Dinamarca 2012, Una actriz plancha sus vestuarios y un mantel antes de entrar en escena. Es su largo ritual cotidiano. Entre pliegue y pliegue de una inmensa tela blanca, aprende y recita poesías. Planchando, busca una lejana sensación de casa, a veces necesaria en esa vida en constante movimiento que la actriz había elegido a los 17 años, dejando su país y familia para irse a tierras nórdicas en busca de sueños teatrales.

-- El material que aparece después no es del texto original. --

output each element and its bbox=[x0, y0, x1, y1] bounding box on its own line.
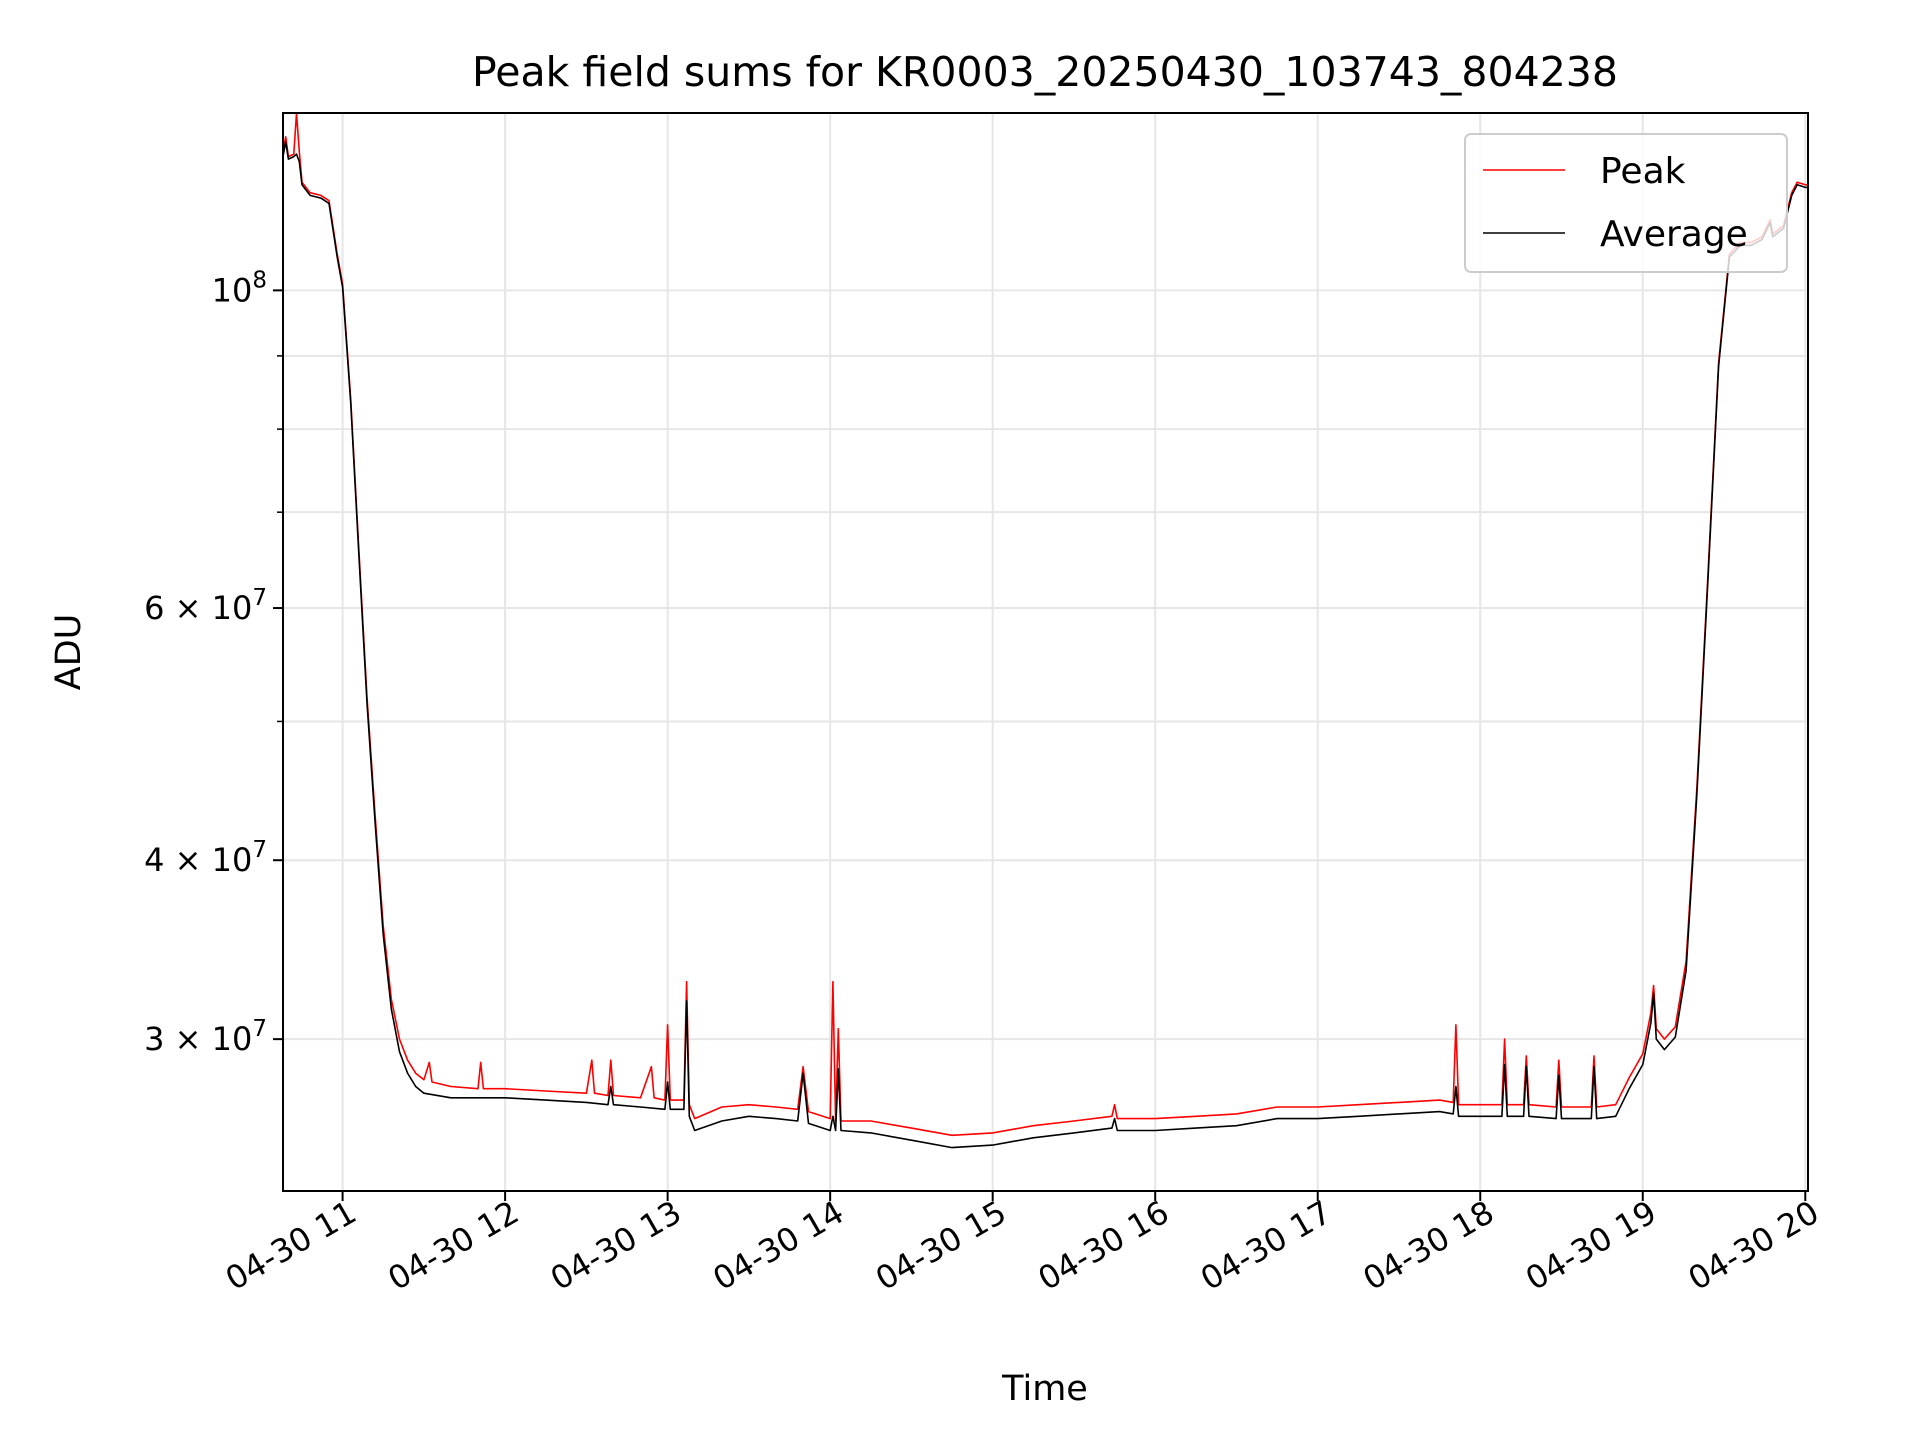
series-lines bbox=[282, 112, 1808, 1149]
x-axis-label: Time bbox=[1001, 1369, 1088, 1409]
y-tick-label: 108 bbox=[212, 267, 267, 309]
legend-label-average: Average bbox=[1600, 214, 1748, 255]
legend: Peak Average bbox=[1464, 133, 1788, 273]
y-tick-label: 4 × 107 bbox=[144, 837, 267, 879]
y-tick-label: 6 × 107 bbox=[144, 585, 267, 627]
y-axis-label: ADU bbox=[49, 614, 89, 691]
series-line-average bbox=[282, 140, 1808, 1149]
y-tick-label: 3 × 107 bbox=[144, 1016, 267, 1058]
legend-box bbox=[1464, 133, 1788, 273]
grid-lines bbox=[283, 113, 1808, 1191]
legend-label-peak: Peak bbox=[1600, 151, 1686, 192]
plot-frame bbox=[282, 112, 1809, 1192]
chart-title: Peak field sums for KR0003_20250430_1037… bbox=[472, 48, 1618, 96]
y-axis-ticks: 3 × 107 4 × 107 6 × 107 108 bbox=[144, 267, 283, 1058]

El tiempo echa raíces y el desarraigo son flores espinadas. De la boca de la actriz surgen palabras extrañas en un idioma extraño. Es William Blake que habla de una inocencia oscura, de paisajes líricos pero al mismo tiempo aterradores; palabras que hablan de la pureza del alma y del acecho de las sombras. De alguna manera, esas palabras extrañas le recuerdan (a la actriz) aquellas muñecas guardadas en el desván de la casa de su abuela, aquellas muñecas viejas, aterradoras y bellas.

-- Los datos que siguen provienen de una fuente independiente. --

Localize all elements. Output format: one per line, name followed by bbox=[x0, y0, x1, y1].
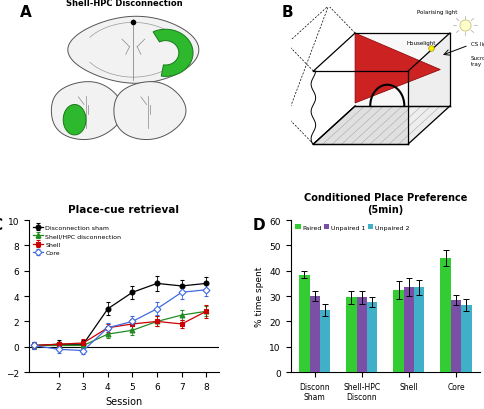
Bar bbox=[393, 290, 403, 372]
Y-axis label: % time spent: % time spent bbox=[254, 266, 263, 326]
X-axis label: Session: Session bbox=[105, 396, 142, 407]
Bar bbox=[460, 305, 470, 372]
Text: Sucrose
tray: Sucrose tray bbox=[469, 56, 484, 67]
Polygon shape bbox=[354, 34, 449, 107]
Legend: Paired, Unpaired 1, Unpaired 2: Paired, Unpaired 1, Unpaired 2 bbox=[293, 224, 410, 231]
Polygon shape bbox=[153, 30, 193, 77]
Text: C: C bbox=[0, 218, 2, 232]
Polygon shape bbox=[63, 105, 86, 135]
Polygon shape bbox=[354, 34, 439, 104]
Polygon shape bbox=[51, 83, 123, 140]
Bar bbox=[346, 298, 356, 372]
Text: A: A bbox=[19, 5, 31, 20]
Polygon shape bbox=[408, 34, 449, 145]
Bar bbox=[413, 288, 424, 372]
Legend: Disconnection sham, Shell/HPC disconnection, Shell, Core: Disconnection sham, Shell/HPC disconnect… bbox=[32, 224, 122, 257]
Bar bbox=[366, 303, 377, 372]
Bar bbox=[299, 275, 309, 372]
Bar bbox=[450, 300, 460, 372]
Polygon shape bbox=[114, 83, 185, 140]
Text: Houselight: Houselight bbox=[406, 40, 435, 45]
Bar bbox=[439, 258, 450, 372]
Text: CS light: CS light bbox=[469, 42, 484, 47]
Bar bbox=[309, 297, 319, 372]
Bar bbox=[403, 288, 413, 372]
Bar bbox=[356, 298, 366, 372]
Bar bbox=[319, 310, 330, 372]
Text: Polarising light: Polarising light bbox=[416, 10, 456, 15]
Title: Shell-HPC Disconnection: Shell-HPC Disconnection bbox=[65, 0, 182, 8]
Polygon shape bbox=[68, 17, 198, 84]
Text: D: D bbox=[252, 218, 265, 232]
Title: Place-cue retrieval: Place-cue retrieval bbox=[68, 204, 179, 214]
Title: Conditioned Place Preference
(5min): Conditioned Place Preference (5min) bbox=[303, 193, 466, 214]
Polygon shape bbox=[313, 107, 449, 145]
Text: B: B bbox=[281, 5, 292, 20]
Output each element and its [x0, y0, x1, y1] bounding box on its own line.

Así fue como, muchos años antes de que naciera este espectáculo, nació el personaje que lo habita: Una muñeca rota… Un recuerdo de un tiempo feliz, de una inocencia perdida. La construcción de mi muñeca fue simple: mi maestra Iben Nagel Rassmussen donó el traje, y yo fui encontrando los accesorios. Elena, mi hermana de oficio, fue mi compañera en la búsqueda del vestuario, entre tiendas de segunda, y objetos hechos con nuestras manos. Jugábamos con músicas que salían de su violín y las palabras extrañas que salían de mi boca. Había nacido un personaje. Cuando me veía en el espejo transformada en mi muñeca, me preguntaba ¿de cuántas historias habrá sido ella testigo? ¿Habrá vivido ese tiempo de “Cantos de la inocencia”? ¿Se habrá encontrado en los oscuros pasillos de los “Cantos de la experiencia”?